5. bimodal distribution: 15-20, and 55-65 year olds.
6. small intestine.
7. cramps
recurrent apthous ulcers
malasorption issues
occult blood loss
melena or blood in stool
[cramps, ulcers, malabsorption, blood, blood]
8. perianal diseases such as fissures or fistulas.
9. RLQ tenderness with an associated fullness or mass.
10. obstruction
fistula/abscess
perforation/hemorrhage
11. mild anemia, leukocytosis, increased ESR
12. lysozyme and AACT.
13. radiography, double contrast barium, single contrast upper GI series, colonoscopy.
14. "string sign"-- portion of marked stricturing of the ileum.
15. cobblestone appearance, skip areas, ulceration, narrowing, fistulas.
16. gallstones, kidney stones
B12 deficiency
obstructive hydro-nephrosis
apthous ulcers.
[crohn's stones be apt to obstruct]

17. from the distal end upwards, with no skipped areas.
18. autoimmune reaction against intestinal epithelium
immune mediated enhanced reactivity against bacterial antigens
genetic susceptibility related to chromosomes 12 and 16
[autoimmune, reactivity, genes]
19. more frequent in caucasians and jewish people. affects 30% more females than males. same bimodal distribution as crohn's, although can occur in people of any age.
20. bloody diarrhea with insidious onset, frequent urgent stools, lower abdominal cramps, weight loss.
21. anemia (if long term), elevated platelet count, elevated ESR, CRP.
22. hypoalbuminemia, hypokalemia, hypomagnesemia, elevated alkaline phosphatase.
23. hemorrhage, toxic megacolon, colon cancer.
24. markedly distended / dilated colon that has high risk of perforation.
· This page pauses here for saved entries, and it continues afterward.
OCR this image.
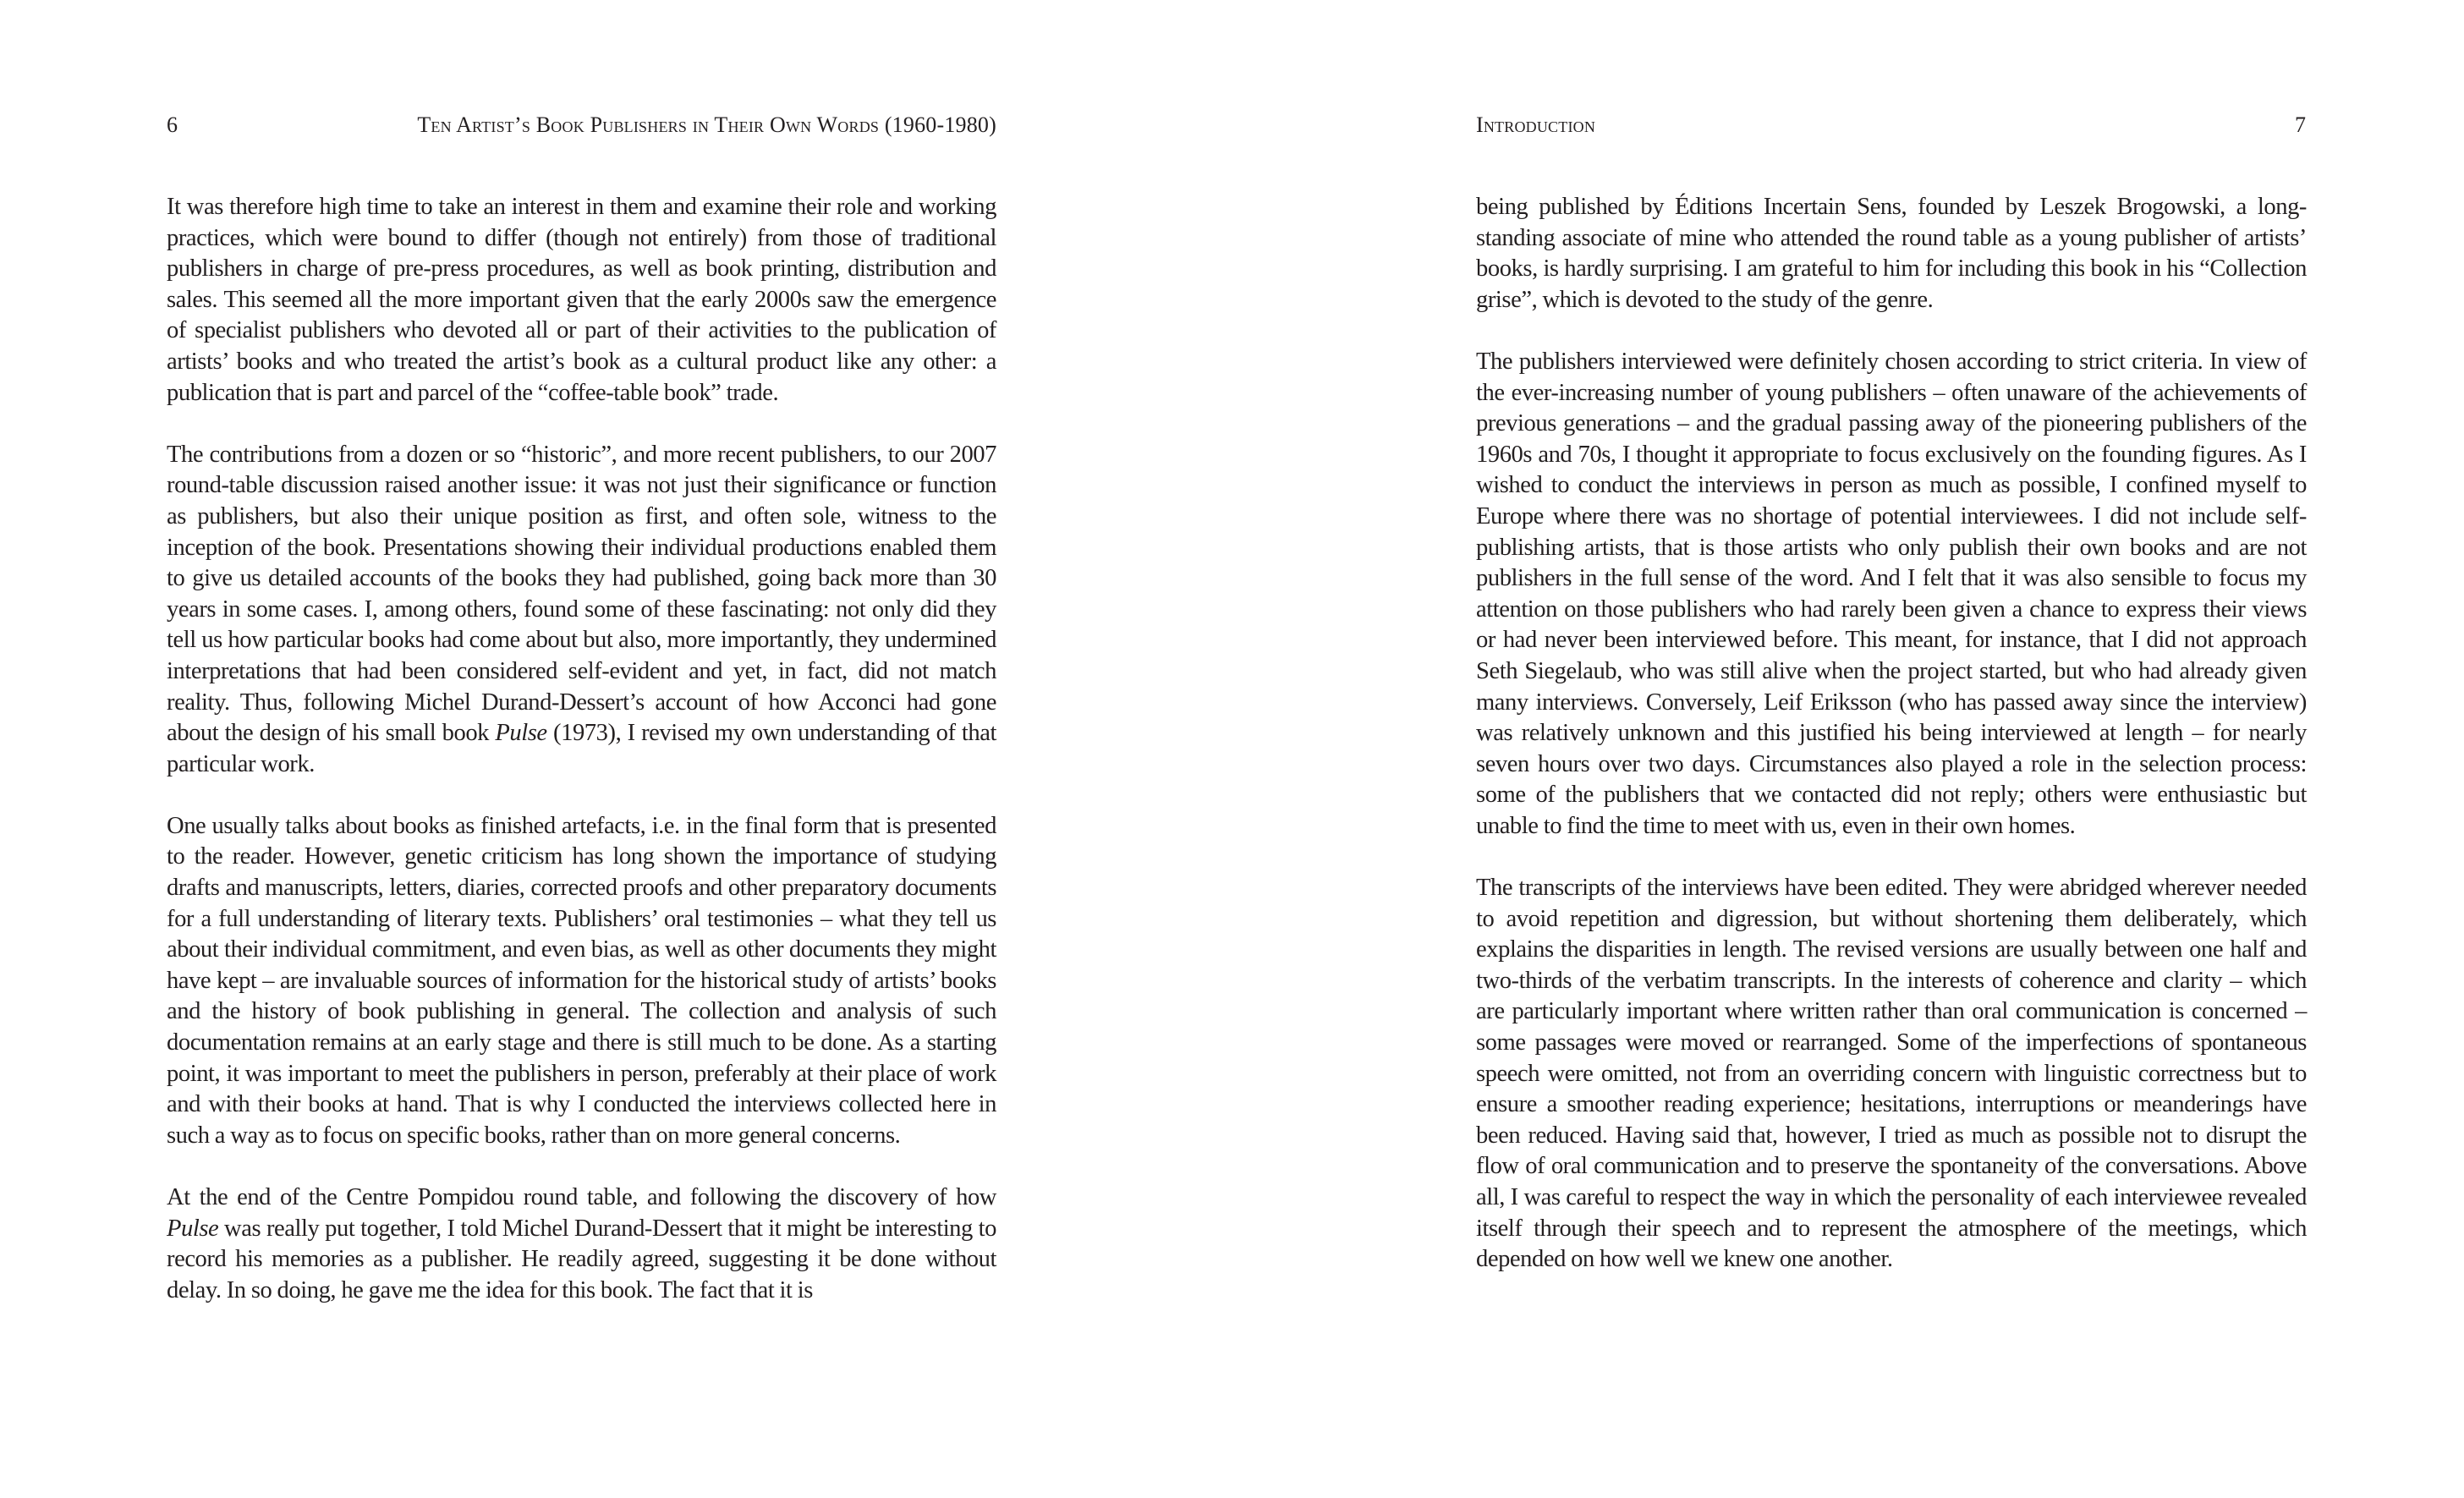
6	Ten Artist’s Book Publishers in Their Own Words (1960-1980)

It was therefore high time to take an interest in them and examine their role and working practices, which were bound to differ (though not entirely) from those of traditional publishers in charge of pre-press procedures, as well as book printing, distribution and sales. This seemed all the more important given that the early 2000s saw the emergence of specialist publishers who devoted all or part of their activities to the publication of artists’ books and who treated the artist’s book as a cultural product like any other: a publication that is part and parcel of the “coffee-table book” trade.

The contributions from a dozen or so “historic”, and more recent publishers, to our 2007 round-table discussion raised another issue: it was not just their significance or function as publishers, but also their unique position as first, and often sole, witness to the inception of the book. Presentations showing their individual productions enabled them to give us detailed accounts of the books they had published, going back more than 30 years in some cases. I, among others, found some of these fascinating: not only did they tell us how particular books had come about but also, more importantly, they undermined interpretations that had been considered self-evident and yet, in fact, did not match reality. Thus, following Michel Durand-Dessert’s account of how Acconci had gone about the design of his small book Pulse (1973), I revised my own understanding of that particular work.

One usually talks about books as finished artefacts, i.e. in the final form that is presented to the reader. However, genetic criticism has long shown the importance of studying drafts and manuscripts, letters, diaries, corrected proofs and other preparatory documents for a full understanding of literary texts. Publishers’ oral testimonies – what they tell us about their individual commitment, and even bias, as well as other documents they might have kept – are invaluable sources of information for the historical study of artists’ books and the history of book publishing in general. The collection and analysis of such documentation remains at an early stage and there is still much to be done. As a starting point, it was important to meet the publishers in person, preferably at their place of work and with their books at hand. That is why I conducted the interviews collected here in such a way as to focus on specific books, rather than on more general concerns.

At the end of the Centre Pompidou round table, and following the discovery of how Pulse was really put together, I told Michel Durand-Dessert that it might be interesting to record his memories as a publisher. He readily agreed, suggesting it be done without delay. In so doing, he gave me the idea for this book. The fact that it is

Introduction	7

being published by Éditions Incertain Sens, founded by Leszek Brogowski, a long-standing associate of mine who attended the round table as a young publisher of artists’ books, is hardly surprising. I am grateful to him for including this book in his “Collection grise”, which is devoted to the study of the genre.

The publishers interviewed were definitely chosen according to strict criteria. In view of the ever-increasing number of young publishers – often unaware of the achievements of previous generations – and the gradual passing away of the pioneering publishers of the 1960s and 70s, I thought it appropriate to focus exclusively on the founding figures. As I wished to conduct the interviews in person as much as possible, I confined myself to Europe where there was no shortage of potential interviewees. I did not include self-publishing artists, that is those artists who only publish their own books and are not publishers in the full sense of the word. And I felt that it was also sensible to focus my attention on those publishers who had rarely been given a chance to express their views or had never been interviewed before. This meant, for instance, that I did not approach Seth Siegelaub, who was still alive when the project started, but who had already given many interviews. Conversely, Leif Eriksson (who has passed away since the interview) was relatively unknown and this justified his being interviewed at length – for nearly seven hours over two days. Circumstances also played a role in the selection process: some of the publishers that we contacted did not reply; others were enthusiastic but unable to find the time to meet with us, even in their own homes.

The transcripts of the interviews have been edited. They were abridged wherever needed to avoid repetition and digression, but without shortening them deliberately, which explains the disparities in length. The revised versions are usually between one half and two-thirds of the verbatim transcripts. In the interests of coherence and clarity – which are particularly important where written rather than oral communication is concerned – some passages were moved or rearranged. Some of the imperfections of spontaneous speech were omitted, not from an overriding concern with linguistic correctness but to ensure a smoother reading experience; hesitations, interruptions or meanderings have been reduced. Having said that, however, I tried as much as possible not to disrupt the flow of oral communication and to preserve the spontaneity of the conversations. Above all, I was careful to respect the way in which the personality of each interviewee revealed itself through their speech and to represent the atmosphere of the meetings, which depended on how well we knew one another.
25. radiograph, barium enemas, sigmoidoscopy, colonoscopy with biopsy.
26. loss of haustrations, narrow tubular colon.
27. dilatation of the colon, might suggest toxic megacolon.

28. UC: crampy, lower abdomen, relieved by BM. crohn's: constant, RLQ, not relieved by BM.
29. UC: bloody. crohn's: usually not bloody.
30. no abdominal mass in UC, often RLQ mass in crohn's.
31. UC generally only colon, crohn's generally small intestine, large intestine, sometimes esophagus and stomach.
32. UC: mucosal disease. crohn's: transmural disease with granulomas in some parts.
33. UC: continuous. crohn's: "skip areas".